Journalist WHIGs Out
“If your sources are wrong, you are wrong.”
- Judy Miller
Amid all the speculation swirling around Special Councel Patrick J. Fitzgerald’s investigation, one revelation has received especially short shrift from the mainstream media: Judy Miller’s DoD security clearance issued by the Pentagon.
In Miller’s NY Times article where she purported to finally come clean about her involvement in the Plame case, she said, “During the Iraq war, the Pentagon had given me clearance to see secret information as part of my assignment ‘embedded’ with a special military unit hunting for unconventional weapons.” She went on to say, “I told Mr. Fitzgerald that Mr. Libby might have thought I still had security clearance, given my special embedded status in Iraq. At the same time, I told the grand jury I thought that at our July 8 meeting I might have expressed frustration to Mr. Libby that I was not permitted to discuss with editors some of the more sensitive information about Iraq.”
First, it’s important to distinguish the difference between signing a non-disclosure form, which retains a journalist’s ability to report the facts but without giving away sensitive national security information, like, say, announcing to the world where our troops are strategically located (good one, Geraldo). Being issued a national security clearance, however, would prevent a journalist, through a legally binding contract, from reporting any information the government doesn’t want the public to know.
Pravda, American style.
As retired CBS national security correspondent Bill Lynch said in an open letter: “This is as close as one can get to government licensing of journalists," adding, "if any official had ever offered me a security clearance, my instincts would have sent me running. I am gravely disappointed Ms. Miller did not do likewise.”
The NY Times public editor (a.k.a. ombudsman) Byron Calame was one of the only reporters in the mainstream media to cite this troubling alliance, which would not only preclude Miller from reporting certain information without facing criminal charges, but also from sharing such information with her editors who might attempt to verify her sources.
Miller, in an attempt to rebut Calame’s comments and seemingly flailing to save her name now that her bush league WMD reporting has boomeranged as she had never imagined, said in the Sunday Times, “I fail to see why I am responsible for my editors’ alleged failure to do some ‘digging’ into my confidential sources and the notebooks.” Yet she’s already admitted her security clearance caused her to withhold information from her editors.
It’s beginning to make sense why “Miss Run Amok,” Miller’s self-proclaimed title referring to her ability at the Times to work with little or no editorial oversight, may have had more reason to support Bush Administration claims of WMD running up to the war.
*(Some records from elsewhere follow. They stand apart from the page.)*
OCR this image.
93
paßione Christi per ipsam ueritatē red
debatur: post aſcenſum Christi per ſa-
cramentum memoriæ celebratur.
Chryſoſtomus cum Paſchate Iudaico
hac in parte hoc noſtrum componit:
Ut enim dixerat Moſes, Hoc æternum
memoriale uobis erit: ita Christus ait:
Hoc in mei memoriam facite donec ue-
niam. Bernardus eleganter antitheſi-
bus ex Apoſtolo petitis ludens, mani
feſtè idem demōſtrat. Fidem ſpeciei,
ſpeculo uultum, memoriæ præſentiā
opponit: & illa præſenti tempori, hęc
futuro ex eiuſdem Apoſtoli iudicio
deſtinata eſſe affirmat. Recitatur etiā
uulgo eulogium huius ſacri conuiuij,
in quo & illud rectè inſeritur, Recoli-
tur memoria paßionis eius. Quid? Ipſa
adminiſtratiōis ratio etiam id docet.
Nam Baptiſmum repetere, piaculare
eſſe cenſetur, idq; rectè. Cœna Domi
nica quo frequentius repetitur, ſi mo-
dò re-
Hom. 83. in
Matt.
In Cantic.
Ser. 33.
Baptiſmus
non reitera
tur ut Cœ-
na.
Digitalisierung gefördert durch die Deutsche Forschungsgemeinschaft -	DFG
Why her reporting on WMD - almost solely relying on Pentagon sources and Iraqi defectors and exiles, including Ahmad Chalabi, a convicted criminal and neocon stooge who had hoped land a position in the reconstructed Iraqi government – was, as Maureen Dowd and many others have noted, more stenography than investigative journalism.
Many questions surrounding this issue demand answers. Questions that speak to the heart of a democracy’s ability to sustain itself, and to maintain a separation between the government and the press. What's the exact nature of Judy Miller’s security clearance, does she still hold it, and what's the name of the person who issued it – someone in the White House Iraq Group (WHIG), perhaps? Were any of her superiors at the Times fully aware of this security clearance? And what should determine whether or not Miller is allowed to set foot in a newsroom again: did she knowingly allow this administration to feed her false information to help sell the war in Iraq, and did she omit pertinent facts solely because she was contractually bound by the government to do so?
Another comment by Bill Lynch sums up both Miller’s monumental hypocrisy as well as why we seem to be only scratching the surface of this whole sordid mess: “It is all the more puzzling that a reporter who as a matter of principle would sacrifice 85 days of her freedom to protect a source would so willingly agree to be officially muzzled and thereby deny potentially valuable information to the readers whose right to be informed she claims to value so highly.”
I wonder what Judy’s sources are telling her now.